La suite du mystère des cheveux gris
Et toi, lis-tu ?

Un autre micro-mystère


Je ne sais pas pourquoi j'y repense plus fréquemment ces temps-ci - peut-être à cause d'un collègue indirect de ma vie antérieure, retrouvé sur le mode Vingt ans après, lors du réveillon et la conscience aigüe que Paris n'est pas si grand - mais le fait m'intrigue :

après que #MonAssassinPréféré m'avait quittée, il était resté fréquent que l'on se recroise. Ça n'était pas volontaire de ma part. Ça n'était pas non plus extraordinaire puisque j'étais en cours sans le mesurer tout à fait de reconversion vers le même milieu professionnel que celui où il exerce et qu'effectivement on se revoyait dans des circonstances sociales collectives rassemblantes. Cela dit on se croisait aussi dans des moments plus surprenants (ainsi lors d'une Nuit des Musées au musée de l'immigration encore en chantier et c'est le chantier que je venais visiter).

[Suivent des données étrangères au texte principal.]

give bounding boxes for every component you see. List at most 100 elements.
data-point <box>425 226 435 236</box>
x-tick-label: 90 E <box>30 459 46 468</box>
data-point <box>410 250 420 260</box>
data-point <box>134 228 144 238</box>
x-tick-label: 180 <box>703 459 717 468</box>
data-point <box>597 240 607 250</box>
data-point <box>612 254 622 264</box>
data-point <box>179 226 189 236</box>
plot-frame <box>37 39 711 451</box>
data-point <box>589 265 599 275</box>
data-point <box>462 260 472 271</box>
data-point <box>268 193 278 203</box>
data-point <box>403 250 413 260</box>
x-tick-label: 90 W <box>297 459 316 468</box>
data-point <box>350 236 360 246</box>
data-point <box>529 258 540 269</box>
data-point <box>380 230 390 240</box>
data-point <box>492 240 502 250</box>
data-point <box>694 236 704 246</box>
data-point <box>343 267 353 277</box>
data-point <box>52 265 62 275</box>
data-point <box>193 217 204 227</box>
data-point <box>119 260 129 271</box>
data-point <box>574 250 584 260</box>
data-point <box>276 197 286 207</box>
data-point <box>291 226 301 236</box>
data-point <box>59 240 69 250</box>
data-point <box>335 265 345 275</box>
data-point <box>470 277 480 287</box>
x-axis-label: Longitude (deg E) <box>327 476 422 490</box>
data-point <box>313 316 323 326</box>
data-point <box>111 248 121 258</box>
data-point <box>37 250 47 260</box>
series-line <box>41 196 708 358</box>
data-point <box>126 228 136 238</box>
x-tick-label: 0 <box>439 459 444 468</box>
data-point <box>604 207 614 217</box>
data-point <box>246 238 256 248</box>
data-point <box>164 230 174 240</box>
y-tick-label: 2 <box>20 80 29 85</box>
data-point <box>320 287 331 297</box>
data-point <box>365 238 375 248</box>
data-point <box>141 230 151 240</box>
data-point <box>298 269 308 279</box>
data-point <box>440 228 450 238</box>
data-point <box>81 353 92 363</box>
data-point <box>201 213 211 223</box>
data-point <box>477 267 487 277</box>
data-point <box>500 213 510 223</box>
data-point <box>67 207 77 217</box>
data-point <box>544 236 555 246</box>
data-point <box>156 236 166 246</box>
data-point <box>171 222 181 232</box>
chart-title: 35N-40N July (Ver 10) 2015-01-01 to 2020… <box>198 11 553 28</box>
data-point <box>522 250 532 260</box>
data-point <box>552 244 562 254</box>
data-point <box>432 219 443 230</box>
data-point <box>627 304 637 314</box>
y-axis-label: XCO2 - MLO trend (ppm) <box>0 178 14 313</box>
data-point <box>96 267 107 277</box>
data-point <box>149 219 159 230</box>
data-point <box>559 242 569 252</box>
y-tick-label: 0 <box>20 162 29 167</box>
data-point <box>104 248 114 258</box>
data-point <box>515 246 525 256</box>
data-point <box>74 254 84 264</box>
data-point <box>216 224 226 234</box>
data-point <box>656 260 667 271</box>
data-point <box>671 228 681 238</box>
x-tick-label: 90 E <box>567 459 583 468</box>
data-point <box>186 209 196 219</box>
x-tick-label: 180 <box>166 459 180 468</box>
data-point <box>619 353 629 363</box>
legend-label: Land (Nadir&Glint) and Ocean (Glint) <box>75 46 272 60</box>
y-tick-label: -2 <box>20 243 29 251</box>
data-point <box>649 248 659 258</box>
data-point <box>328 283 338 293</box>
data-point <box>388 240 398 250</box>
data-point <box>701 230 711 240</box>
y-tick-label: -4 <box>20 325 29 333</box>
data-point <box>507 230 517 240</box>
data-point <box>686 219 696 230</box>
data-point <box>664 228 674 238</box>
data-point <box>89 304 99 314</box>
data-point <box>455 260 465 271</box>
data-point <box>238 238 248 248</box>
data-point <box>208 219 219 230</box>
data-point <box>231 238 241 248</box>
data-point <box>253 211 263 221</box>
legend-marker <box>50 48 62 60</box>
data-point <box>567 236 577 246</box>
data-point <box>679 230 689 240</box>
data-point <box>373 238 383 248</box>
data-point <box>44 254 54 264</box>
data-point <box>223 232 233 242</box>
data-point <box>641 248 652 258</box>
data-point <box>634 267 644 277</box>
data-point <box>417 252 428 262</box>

Ce qui est curieux c'est qu'après la rencontre avec ex- #MaGrandeDiva ces croisements fortuits ont cessés tout à fait. La tendance s'est même de façon absolue renversée, à savoir que dans des circonstances collectives où tout laissait supposer que #MonAssassinPréféré pouvait aussi se trouver, il n'y était pas.

À présent il n'y a dans ma vie plus personne d'extrêmement proche comme le furent à titres divers ces deux-là, et je ne les recroise pas. C'est sans doute plus simple comme ça.

Pendant ce temps, je n'ai pas cessé de tomber sur des amis ou connaissances lors de mes déplacements y compris en vélib ; c'est resté constant et très agréable, cette part-là. Celle qui fait que j'ai toujours un peu de mal à comprendre ceux qui se plaignent dans la grande ville de son anonymat.